Auf dem CDU-Bundesparteitag haben wir mit großer Mehrheit die Einführung einer allgemein verbindlichen Lohnuntergrenze bei gleichzeitiger Wahrung der Tarifautonomie beschlossen. Diese Lohnuntergrenze soll in den Bereichen gelten, in denen kein Tarifvertrag existiert.

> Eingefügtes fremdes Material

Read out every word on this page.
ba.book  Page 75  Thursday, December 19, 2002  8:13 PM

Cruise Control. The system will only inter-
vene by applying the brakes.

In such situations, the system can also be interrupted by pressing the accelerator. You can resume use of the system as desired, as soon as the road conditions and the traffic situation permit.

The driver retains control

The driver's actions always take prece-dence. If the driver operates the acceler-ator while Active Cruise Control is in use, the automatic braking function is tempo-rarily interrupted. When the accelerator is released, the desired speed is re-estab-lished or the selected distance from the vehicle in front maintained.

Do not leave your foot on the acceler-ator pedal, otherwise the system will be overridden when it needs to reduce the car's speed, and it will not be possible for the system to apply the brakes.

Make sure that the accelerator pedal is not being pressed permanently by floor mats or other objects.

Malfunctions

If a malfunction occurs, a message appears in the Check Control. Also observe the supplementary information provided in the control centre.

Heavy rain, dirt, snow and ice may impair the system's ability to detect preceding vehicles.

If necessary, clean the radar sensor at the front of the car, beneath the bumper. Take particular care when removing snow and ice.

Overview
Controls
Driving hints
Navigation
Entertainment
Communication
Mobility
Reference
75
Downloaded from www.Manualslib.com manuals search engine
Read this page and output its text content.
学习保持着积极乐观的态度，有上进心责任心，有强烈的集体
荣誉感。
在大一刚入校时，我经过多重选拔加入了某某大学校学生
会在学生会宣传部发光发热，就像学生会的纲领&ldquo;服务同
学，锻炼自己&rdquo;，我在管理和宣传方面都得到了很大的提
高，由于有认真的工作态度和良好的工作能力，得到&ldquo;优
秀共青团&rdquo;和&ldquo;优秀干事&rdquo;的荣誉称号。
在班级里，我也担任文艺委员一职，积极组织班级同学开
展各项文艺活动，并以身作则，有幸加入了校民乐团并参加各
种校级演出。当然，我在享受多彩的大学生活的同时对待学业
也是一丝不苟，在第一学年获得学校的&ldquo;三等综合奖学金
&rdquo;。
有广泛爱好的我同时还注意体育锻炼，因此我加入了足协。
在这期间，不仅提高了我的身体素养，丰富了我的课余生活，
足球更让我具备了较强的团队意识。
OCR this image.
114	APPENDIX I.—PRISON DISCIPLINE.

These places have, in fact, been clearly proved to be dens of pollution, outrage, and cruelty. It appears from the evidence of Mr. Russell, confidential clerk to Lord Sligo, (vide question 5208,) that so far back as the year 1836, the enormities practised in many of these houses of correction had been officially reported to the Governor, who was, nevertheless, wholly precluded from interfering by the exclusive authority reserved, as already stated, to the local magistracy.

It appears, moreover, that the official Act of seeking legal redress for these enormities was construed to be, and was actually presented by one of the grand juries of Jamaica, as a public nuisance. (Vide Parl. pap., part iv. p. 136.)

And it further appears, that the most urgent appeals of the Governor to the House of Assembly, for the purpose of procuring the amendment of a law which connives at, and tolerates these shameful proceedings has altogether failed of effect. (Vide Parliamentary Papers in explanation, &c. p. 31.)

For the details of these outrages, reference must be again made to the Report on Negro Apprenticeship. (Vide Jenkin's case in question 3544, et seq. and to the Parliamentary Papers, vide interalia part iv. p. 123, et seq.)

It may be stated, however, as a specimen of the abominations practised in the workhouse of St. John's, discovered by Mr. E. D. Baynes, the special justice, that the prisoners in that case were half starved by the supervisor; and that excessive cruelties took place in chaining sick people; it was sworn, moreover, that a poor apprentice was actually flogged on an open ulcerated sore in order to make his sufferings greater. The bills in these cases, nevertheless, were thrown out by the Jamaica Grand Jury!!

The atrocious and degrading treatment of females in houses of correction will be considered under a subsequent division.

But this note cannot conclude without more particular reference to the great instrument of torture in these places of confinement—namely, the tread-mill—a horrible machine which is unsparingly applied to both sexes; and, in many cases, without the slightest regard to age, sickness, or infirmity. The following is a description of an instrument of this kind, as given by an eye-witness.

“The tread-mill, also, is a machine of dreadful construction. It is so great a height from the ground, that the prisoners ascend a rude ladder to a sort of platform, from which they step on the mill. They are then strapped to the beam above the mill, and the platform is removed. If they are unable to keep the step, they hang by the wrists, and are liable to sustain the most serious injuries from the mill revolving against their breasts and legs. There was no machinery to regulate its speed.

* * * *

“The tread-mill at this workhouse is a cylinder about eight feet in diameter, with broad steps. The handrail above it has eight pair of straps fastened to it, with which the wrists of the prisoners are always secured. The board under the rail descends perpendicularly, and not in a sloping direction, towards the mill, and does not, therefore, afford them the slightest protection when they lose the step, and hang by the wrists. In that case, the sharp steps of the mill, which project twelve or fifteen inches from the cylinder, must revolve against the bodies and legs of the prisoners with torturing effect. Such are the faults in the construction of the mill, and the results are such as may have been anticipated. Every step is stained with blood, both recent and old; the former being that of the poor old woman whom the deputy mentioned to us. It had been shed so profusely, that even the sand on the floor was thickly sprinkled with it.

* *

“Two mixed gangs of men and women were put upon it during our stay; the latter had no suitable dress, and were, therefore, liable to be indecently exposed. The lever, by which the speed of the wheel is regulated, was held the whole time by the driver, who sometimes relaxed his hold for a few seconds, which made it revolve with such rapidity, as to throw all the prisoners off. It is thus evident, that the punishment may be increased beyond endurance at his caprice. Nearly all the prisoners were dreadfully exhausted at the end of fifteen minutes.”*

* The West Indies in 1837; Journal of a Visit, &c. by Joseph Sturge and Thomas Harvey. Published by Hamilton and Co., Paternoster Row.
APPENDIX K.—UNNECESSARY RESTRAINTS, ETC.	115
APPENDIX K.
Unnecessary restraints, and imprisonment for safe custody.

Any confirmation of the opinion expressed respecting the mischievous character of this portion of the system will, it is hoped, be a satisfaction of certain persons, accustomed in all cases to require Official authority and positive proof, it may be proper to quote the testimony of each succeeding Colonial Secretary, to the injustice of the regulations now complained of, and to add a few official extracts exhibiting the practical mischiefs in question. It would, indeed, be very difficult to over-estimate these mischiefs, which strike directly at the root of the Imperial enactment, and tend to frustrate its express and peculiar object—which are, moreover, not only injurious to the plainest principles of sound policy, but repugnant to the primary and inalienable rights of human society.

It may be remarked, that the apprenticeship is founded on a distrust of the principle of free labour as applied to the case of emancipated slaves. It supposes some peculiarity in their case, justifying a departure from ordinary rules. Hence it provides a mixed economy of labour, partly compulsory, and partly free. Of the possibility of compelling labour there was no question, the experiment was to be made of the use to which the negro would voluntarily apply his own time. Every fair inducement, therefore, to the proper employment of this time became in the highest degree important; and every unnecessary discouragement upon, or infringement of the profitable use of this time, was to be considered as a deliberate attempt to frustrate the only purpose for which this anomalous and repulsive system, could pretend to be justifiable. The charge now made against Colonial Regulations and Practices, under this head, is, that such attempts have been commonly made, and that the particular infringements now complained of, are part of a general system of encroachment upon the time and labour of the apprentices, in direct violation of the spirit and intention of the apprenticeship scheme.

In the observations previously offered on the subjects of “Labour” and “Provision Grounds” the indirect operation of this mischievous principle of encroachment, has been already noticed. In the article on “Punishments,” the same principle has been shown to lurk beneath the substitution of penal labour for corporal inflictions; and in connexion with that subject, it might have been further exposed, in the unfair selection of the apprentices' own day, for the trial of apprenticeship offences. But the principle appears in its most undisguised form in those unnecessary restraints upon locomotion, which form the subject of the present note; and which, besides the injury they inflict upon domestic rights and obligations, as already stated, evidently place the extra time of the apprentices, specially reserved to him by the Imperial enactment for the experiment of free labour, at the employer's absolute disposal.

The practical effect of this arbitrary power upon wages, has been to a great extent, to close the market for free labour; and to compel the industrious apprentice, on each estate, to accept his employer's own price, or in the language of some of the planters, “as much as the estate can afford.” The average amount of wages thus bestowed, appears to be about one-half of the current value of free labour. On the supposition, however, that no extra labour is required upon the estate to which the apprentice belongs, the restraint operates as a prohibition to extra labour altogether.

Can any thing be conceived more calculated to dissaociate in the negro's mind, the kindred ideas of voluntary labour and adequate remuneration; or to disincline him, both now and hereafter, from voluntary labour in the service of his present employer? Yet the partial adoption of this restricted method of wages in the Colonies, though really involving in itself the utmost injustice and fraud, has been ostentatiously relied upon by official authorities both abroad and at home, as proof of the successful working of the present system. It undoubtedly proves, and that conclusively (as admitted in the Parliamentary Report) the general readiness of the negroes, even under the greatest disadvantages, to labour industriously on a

Wir sprechen uns gegen einen flächendeckenden einheitlichen gesetzlichen Mindestlohn aus, der von der Politik festgelegt wird. Dagegen nehmen wir die Tarifpartner in die Pflicht, über eine allgemeine Lohnuntergrenze zu verhandeln. Dies ermöglicht auch die Vereinbarung von sachlich sinnvollen Differenzierungen. Die bestehenden Branchen-Mindestlöhne als Ganzes geben eine gute Orientierung für eine allgemeine Lohnuntergrenze und sind gegenüber einer Orientierung an nur einer Branche besser, weil dies in den ordnungspolitischen Rahmen der sozialen Marktwirtschaft gehört.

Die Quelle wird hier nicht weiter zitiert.